"Polski rząd chciałby wprowadzenia embarga na poziomie unijnym. Innym krajom, które sprowadzają małe ilości rosyjskiego gazu płynnego, takim jak Bułgaria, Łotwa czy Węgry, zależy na tym mniej. Wydaje się, że jesteśmy tu trochę osamotnieni jako największy importer tego produktu w UE, w efekcie czego problem zalewu rynku gazem z Rosji na forum UE przycichł" - powiedziała Gawryś-Osińska w rozmowie z ISBnews.

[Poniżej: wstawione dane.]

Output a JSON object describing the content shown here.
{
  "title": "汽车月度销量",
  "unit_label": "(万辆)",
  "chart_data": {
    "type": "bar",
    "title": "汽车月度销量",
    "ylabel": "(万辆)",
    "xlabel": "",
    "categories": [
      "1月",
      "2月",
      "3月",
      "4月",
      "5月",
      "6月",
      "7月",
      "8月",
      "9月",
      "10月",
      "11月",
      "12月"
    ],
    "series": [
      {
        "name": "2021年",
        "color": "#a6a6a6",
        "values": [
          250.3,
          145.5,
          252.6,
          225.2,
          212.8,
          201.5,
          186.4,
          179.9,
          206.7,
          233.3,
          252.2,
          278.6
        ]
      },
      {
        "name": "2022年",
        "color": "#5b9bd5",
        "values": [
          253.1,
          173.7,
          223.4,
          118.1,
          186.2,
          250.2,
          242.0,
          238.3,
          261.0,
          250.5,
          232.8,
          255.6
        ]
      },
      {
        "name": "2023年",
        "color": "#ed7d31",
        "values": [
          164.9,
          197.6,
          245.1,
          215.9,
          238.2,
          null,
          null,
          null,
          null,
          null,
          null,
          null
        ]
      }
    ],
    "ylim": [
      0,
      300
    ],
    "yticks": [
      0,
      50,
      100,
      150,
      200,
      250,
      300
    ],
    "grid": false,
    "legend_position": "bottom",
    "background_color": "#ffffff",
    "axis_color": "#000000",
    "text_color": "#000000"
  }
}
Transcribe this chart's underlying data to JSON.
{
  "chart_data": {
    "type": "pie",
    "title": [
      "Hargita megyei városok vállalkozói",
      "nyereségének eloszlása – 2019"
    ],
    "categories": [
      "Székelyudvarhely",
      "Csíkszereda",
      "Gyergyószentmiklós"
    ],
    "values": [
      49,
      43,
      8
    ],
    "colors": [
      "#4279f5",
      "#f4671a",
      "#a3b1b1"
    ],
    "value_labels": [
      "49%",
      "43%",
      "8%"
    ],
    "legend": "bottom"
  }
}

Następne sankcje w przygotowaniu

Reklama

Według niej, decyzja o kolejnym pakiecie sankcji wobec Rosji prawdopodobnie zapadnie w okolicach przełomu maja i czerwca, ale trudno ocenić, czy znajdzie się w nim gaz płynny.

"Polska promuje takie rozwiązanie na szczeblu unijnym, ale ewidentnie nie jest to dziś dla Brukseli priorytet. Z drugiej strony, wygląda na to, że rząd nie jest skłonny wprowadzać zakazu importu LPG z Rosji jednostronnie na poziomie krajowym, uważając, że byłby on nie w pełni skuteczny" - dodała prezes.

Poradzimy sobie bez LPG z Rosji

W jej ocenie, polski rynek jest gotowy na wprowadzenie embarga i przekierowanie większości importu na inne kierunki niż Rosja.

"Według naszych szacunków, trzy morskie terminale LPG, nawet bez znaczących inwestycji w ich rozbudowę, są w stanie przyjąć ok. 1,4-1,5 mln ton surowca rocznie, a około 0,5 mln ton stanowi produkcja krajowa. To oznacza, że ok. 300-500 tys. LPG trzeba by sprowadzić drogą kolejową lub transportem drogowym, głównie z Zachodu, ale również z Czech, Litwy czy np. z Kazachstanu" - podkreśliła.

Terminale przeładunkowe (za) daleko od portów

Oczywiście, problemem jest fakt, że większość terminali przeładunkowych LPG zlokalizowanych jest wzdłuż naszej wschodniej granicy, więc transporty kolejowe z portów ARA musiałyby dodatkowo przejechać przez większość terytorium kraju.

Nieunikniona podwyżka cen skroplonego gazu

"Szacujemy, że zakaz importu LPG z Rosji mógłby doprowadzić do wzrostu cen gazu w butlach o 20-25 zł za sztukę, a w przypadku autogazu o jakieś 20-30 groszy na litrze, ale to nie dotyczy tych podmiotów, które - jak Gaspol - już z własnej woli zrezygnowały z importu rosyjskiego surowca. Ci, którzy zrezygnować nie chcą, mają teraz okres żniw, ze względu na znaczącą różnicę w cenie rosyjskiego gazu, ale chyba nikt prowadzący biznes na zdrowych zasadach nie powinien dziś opierać działalności tylko na imporcie z Rosji" - podsumowała Gawryś-Osińska.

Gaspol jest liderem rynku gazu płynnego w Polsce. Firma dostarcza klientom gaz płynny, butle z gazem, LNG, bezwonne mieszaniny gazowe oraz urządzenia gazowe. Posiada trzy terminale przeładunkowe - morski w Gdańsku i kolejowe w Małaszewiczach oraz Sędziszowie.